I've always considered myself more sensible than is strictly desirable. I never purchased a motorcycle, and now it's definitely too late. I never learned to ski, and now that is also too late. No matter how hard I try, I never manage to spend more than I earn. I never took up smoking, though I tried it. In the Ulmer Theater the others liked to see me smoke (I preferred cigars), but it stayed in my throat the next morning, something I didn't like at all. My alcohol tolerance stops after two drinks, recently reduced to one. Mary Jane had no effect on me.

[Dr.B. I swept my spending problem completely away last month by spending a good $10,000 more than I made. Perhaps I need to consider myself no longer sensible in this area. I refrain from flying suddenly to see Clari. Is that enough?]

Mozart

My friend Jean hates Mozart. She hated playing him on the piano and hated singing him. In particular she hated "Deh vieni non tardar," the great aria from Nozze di Figaro, the one that Cecilia refused to sing when she sang Susanna at the Met. Maybe Cecilia hates it, too.
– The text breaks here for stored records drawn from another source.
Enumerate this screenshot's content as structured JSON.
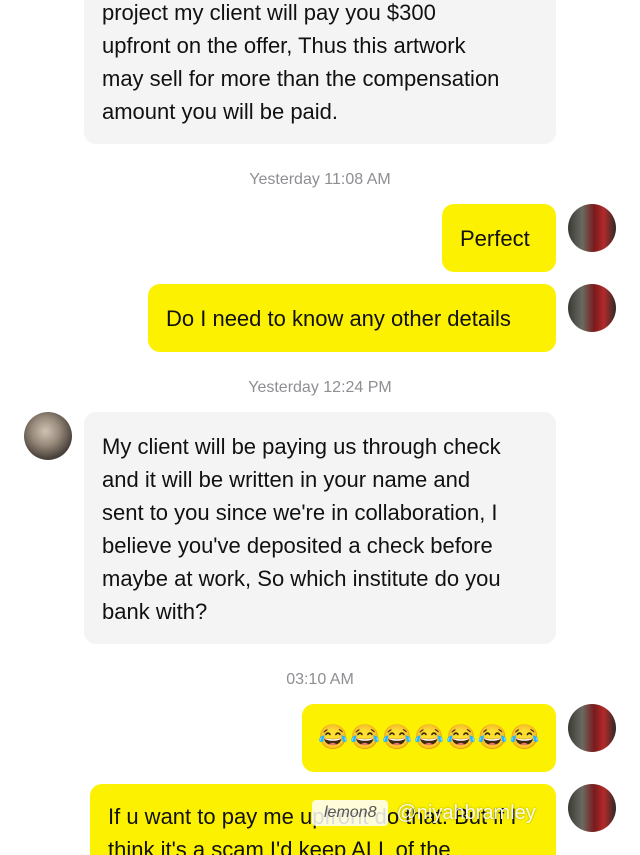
{
  "messages": [
    {
      "id": "m1",
      "direction": "incoming",
      "lines": [
        "project my client will pay you $300",
        "upfront on the offer, Thus this artwork",
        "may sell for more than the compensation",
        "amount you will be paid."
      ]
    },
    {
      "id": "ts1",
      "type": "timestamp",
      "text": "Yesterday 11:08 AM"
    },
    {
      "id": "m2",
      "direction": "outgoing",
      "text": "Perfect"
    },
    {
      "id": "m3",
      "direction": "outgoing",
      "text": "Do I need to know any other details"
    },
    {
      "id": "ts2",
      "type": "timestamp",
      "text": "Yesterday 12:24 PM"
    },
    {
      "id": "m4",
      "direction": "incoming",
      "lines": [
        "My client will be paying us through check",
        "and it will be written in your name and",
        "sent to you since we're in collaboration, I",
        "believe you've deposited a check before",
        "maybe at work, So which institute do you",
        "bank with?"
      ]
    },
    {
      "id": "ts3",
      "type": "timestamp",
      "text": "03:10 AM"
    },
    {
      "id": "m5",
      "direction": "outgoing",
      "emoji": [
        "😂",
        "😂",
        "😂",
        "😂",
        "😂",
        "😂",
        "😂"
      ]
    },
    {
      "id": "m6",
      "direction": "outgoing",
      "lines": [
        "If u want to pay me upfront do that. But if I",
        "think it's a scam I'd keep ALL of the"
      ]
    }
  ],
  "watermark": {
    "logo": "lemon8",
    "username": "@niyahbramley"
  },
  "colors": {
    "outgoing_bubble": "#fbf100",
    "incoming_bubble": "#f4f4f5",
    "timestamp_text": "#8e8e93"
  }
}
So Jean watches the ARTS channel all day, and one day someone came on singing "Deh vieni non tardar," and she actually liked it. Who can have achieved this miracle? It turned out to be Anna Netrebko.

Thursday, May 01, 2008

Plans

I have bought myself into a month long class in Florence. A friend is teaching it, and it lasts from July 3 to Aug 1. Italy is hot in July. I am flying to Zurich where I will drop in to a performance of Carmen with Kasarova and Kaufmann. This was irresistible. Rinaldo is also on the schedule. Flights to Zurich are cheaper than anything to Italy.

A flyer for Clari in May dropped mysteriously into my in box. I have been spending money like there was no tomorrow, so maybe I should drop in to see that, too. If you get into the habit of spending money, is it possible to get back out again?

A friend reminds me that if I spend too much money, I will just have to get a job.